PASTRY CHEF KRISTINA KENT
Kristina graduated with honors from The Culinary School at The Art Institute with an associate’s degree in baking and pastry. Kristina was a pastry cook for Legends Hospitality at Cowboys Stadium during the 2010-2011 football season, and helped prepare over 90,000 pastries for Super Bowl XLV. Upon graduating from culinary school, Kristina took a position as an assistant at Chocolate Secrets in Dallas. After three months, Kristina was promoted to Pastry Sous Chef where she was responsible for production of the signature bonbon collection, as well as creation of new flavors and teaching chocolate and wine classes.

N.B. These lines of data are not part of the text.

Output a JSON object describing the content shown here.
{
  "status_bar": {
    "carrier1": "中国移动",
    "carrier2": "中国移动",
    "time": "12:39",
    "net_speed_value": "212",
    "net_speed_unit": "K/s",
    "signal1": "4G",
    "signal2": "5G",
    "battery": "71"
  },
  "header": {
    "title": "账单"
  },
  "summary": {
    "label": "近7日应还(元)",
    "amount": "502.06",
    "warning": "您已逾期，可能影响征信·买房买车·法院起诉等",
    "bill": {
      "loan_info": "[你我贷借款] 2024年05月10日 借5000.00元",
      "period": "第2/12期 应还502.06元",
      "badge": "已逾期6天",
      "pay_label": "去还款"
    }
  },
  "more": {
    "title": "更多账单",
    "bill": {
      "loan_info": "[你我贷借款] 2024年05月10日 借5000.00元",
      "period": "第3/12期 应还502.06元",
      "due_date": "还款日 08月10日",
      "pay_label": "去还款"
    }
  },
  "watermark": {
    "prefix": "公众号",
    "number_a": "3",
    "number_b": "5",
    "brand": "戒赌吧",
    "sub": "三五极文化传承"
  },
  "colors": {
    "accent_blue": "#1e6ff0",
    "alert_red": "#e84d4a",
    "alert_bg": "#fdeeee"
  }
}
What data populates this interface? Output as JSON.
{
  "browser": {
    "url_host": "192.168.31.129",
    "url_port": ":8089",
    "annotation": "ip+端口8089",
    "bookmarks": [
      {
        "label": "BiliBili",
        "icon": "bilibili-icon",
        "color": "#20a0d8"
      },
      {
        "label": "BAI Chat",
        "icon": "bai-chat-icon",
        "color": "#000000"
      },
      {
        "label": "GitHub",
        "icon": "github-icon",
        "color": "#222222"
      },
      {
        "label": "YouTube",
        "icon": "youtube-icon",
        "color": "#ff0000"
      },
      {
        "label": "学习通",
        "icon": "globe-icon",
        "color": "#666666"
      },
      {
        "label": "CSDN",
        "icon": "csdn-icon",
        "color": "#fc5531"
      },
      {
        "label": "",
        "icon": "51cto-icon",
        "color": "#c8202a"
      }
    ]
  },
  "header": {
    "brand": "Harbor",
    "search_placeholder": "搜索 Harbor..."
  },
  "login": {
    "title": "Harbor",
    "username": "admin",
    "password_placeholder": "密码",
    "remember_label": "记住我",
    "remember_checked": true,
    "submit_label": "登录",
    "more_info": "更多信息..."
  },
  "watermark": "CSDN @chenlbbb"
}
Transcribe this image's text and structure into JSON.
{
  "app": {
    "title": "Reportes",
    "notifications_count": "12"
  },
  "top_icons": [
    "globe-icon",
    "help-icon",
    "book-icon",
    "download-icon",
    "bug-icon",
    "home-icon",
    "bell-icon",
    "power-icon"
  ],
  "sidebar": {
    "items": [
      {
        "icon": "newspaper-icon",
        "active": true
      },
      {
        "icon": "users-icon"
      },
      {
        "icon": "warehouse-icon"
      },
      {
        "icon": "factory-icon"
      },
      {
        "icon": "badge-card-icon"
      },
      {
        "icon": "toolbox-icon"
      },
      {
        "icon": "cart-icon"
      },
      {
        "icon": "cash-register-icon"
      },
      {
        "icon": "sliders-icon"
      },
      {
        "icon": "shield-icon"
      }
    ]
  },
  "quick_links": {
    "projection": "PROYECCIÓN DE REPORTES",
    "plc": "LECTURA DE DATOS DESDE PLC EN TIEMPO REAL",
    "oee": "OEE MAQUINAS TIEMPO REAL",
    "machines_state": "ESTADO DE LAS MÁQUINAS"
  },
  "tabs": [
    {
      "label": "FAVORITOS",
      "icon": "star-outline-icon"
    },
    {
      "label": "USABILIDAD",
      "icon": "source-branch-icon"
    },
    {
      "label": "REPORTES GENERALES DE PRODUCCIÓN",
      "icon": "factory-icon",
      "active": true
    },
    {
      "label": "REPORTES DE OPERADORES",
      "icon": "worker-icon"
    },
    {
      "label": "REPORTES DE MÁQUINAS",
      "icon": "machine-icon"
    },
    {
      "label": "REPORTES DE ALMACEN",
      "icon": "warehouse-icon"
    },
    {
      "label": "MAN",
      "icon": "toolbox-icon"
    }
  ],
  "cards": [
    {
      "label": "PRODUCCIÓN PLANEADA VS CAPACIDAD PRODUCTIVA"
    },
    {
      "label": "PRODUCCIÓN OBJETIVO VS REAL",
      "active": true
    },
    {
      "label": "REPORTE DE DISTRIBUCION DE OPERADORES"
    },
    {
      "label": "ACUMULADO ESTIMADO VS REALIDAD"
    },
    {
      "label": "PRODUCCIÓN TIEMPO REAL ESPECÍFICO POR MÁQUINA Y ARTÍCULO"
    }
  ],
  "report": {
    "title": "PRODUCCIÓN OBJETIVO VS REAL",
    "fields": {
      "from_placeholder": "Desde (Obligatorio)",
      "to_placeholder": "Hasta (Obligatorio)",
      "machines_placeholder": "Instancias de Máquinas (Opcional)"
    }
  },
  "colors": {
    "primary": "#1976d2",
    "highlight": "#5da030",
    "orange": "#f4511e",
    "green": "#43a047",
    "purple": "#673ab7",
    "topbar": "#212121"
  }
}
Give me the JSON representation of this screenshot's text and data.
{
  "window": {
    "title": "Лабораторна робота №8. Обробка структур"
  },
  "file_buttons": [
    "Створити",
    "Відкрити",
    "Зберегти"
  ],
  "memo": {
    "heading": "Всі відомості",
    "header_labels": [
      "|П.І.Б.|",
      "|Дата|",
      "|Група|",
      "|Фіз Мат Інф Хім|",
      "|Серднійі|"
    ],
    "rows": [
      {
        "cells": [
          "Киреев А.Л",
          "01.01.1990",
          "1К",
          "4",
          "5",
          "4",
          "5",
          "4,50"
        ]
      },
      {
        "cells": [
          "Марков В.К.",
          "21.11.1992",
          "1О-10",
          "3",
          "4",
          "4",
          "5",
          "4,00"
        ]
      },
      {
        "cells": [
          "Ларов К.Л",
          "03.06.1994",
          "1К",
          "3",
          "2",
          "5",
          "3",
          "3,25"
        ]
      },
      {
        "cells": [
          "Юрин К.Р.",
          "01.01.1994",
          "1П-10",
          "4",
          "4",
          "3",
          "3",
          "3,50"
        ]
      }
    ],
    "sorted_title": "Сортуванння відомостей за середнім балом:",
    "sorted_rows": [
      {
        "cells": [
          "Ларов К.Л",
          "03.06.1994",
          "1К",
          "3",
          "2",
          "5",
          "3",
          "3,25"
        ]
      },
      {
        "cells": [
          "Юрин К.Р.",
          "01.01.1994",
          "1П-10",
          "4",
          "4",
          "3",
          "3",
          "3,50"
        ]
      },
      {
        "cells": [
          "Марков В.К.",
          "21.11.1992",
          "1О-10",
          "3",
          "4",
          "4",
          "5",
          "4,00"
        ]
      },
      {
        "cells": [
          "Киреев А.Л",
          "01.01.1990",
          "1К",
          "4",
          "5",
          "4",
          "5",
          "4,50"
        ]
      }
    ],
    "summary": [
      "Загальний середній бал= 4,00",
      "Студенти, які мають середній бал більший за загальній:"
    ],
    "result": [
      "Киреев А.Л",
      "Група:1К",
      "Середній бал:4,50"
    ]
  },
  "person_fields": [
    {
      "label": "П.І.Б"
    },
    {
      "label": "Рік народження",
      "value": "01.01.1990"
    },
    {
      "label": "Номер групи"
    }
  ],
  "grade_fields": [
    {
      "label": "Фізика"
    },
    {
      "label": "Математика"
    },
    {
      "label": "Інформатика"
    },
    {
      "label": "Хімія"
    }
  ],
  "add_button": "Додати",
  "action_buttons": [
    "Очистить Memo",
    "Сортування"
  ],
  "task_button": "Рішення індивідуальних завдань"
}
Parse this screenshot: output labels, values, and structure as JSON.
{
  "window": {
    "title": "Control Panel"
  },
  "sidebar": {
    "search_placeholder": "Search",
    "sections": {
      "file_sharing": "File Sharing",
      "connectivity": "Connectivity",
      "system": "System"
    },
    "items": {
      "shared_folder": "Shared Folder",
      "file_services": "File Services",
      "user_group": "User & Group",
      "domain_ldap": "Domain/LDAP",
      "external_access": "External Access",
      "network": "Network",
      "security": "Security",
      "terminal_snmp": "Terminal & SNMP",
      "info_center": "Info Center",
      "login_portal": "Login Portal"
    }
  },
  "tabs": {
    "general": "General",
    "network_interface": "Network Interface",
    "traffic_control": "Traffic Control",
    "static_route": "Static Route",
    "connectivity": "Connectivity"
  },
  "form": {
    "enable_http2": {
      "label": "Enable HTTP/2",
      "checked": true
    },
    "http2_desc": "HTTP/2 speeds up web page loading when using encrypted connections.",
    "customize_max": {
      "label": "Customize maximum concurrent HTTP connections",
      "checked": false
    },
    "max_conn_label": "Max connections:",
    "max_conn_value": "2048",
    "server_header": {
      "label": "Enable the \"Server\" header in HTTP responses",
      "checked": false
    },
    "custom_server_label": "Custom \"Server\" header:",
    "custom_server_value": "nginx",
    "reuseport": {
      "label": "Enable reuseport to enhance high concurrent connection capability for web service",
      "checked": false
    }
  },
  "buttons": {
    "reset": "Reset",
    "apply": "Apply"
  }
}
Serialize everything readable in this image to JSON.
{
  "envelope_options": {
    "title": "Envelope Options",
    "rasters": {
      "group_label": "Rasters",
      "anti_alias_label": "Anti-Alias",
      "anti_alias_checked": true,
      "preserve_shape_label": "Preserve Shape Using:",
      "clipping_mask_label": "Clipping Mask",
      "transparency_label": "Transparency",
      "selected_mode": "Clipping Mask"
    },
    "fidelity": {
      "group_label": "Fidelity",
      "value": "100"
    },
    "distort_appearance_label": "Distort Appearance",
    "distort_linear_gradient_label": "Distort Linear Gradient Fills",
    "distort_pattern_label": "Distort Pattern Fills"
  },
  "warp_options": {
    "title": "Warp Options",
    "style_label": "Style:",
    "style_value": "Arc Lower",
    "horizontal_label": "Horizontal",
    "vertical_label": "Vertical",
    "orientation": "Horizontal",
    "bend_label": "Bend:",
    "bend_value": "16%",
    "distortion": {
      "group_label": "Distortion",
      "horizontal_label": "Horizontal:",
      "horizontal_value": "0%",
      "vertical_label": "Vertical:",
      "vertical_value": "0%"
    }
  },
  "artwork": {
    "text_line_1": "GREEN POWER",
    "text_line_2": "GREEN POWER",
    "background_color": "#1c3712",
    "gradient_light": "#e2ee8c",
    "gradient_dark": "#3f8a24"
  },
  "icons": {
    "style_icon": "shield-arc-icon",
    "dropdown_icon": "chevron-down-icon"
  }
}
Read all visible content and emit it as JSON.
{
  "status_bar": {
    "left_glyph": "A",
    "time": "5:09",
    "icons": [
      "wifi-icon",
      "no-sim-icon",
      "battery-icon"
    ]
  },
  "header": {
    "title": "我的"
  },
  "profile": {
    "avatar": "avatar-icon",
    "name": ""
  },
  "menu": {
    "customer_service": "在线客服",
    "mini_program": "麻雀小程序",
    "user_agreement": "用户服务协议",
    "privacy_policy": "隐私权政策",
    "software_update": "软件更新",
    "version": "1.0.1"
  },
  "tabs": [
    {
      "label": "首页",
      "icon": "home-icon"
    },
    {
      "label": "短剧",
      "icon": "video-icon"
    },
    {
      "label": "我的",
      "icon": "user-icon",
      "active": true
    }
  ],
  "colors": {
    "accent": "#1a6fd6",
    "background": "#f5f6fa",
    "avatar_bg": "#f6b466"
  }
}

Kristina’s work on chocolate and bonbons were featured on the cover of D Magazine.
Kristina left Chocolate Secrets in November of 2012 to take a position as pastry cook at Texas Spice restaurant in Omni Dallas Hotel where she was responsible for production of all pastries and desserts. Kristina was promoted to Pastry Sous Chef of Omni Dallas Hotel in June 2012.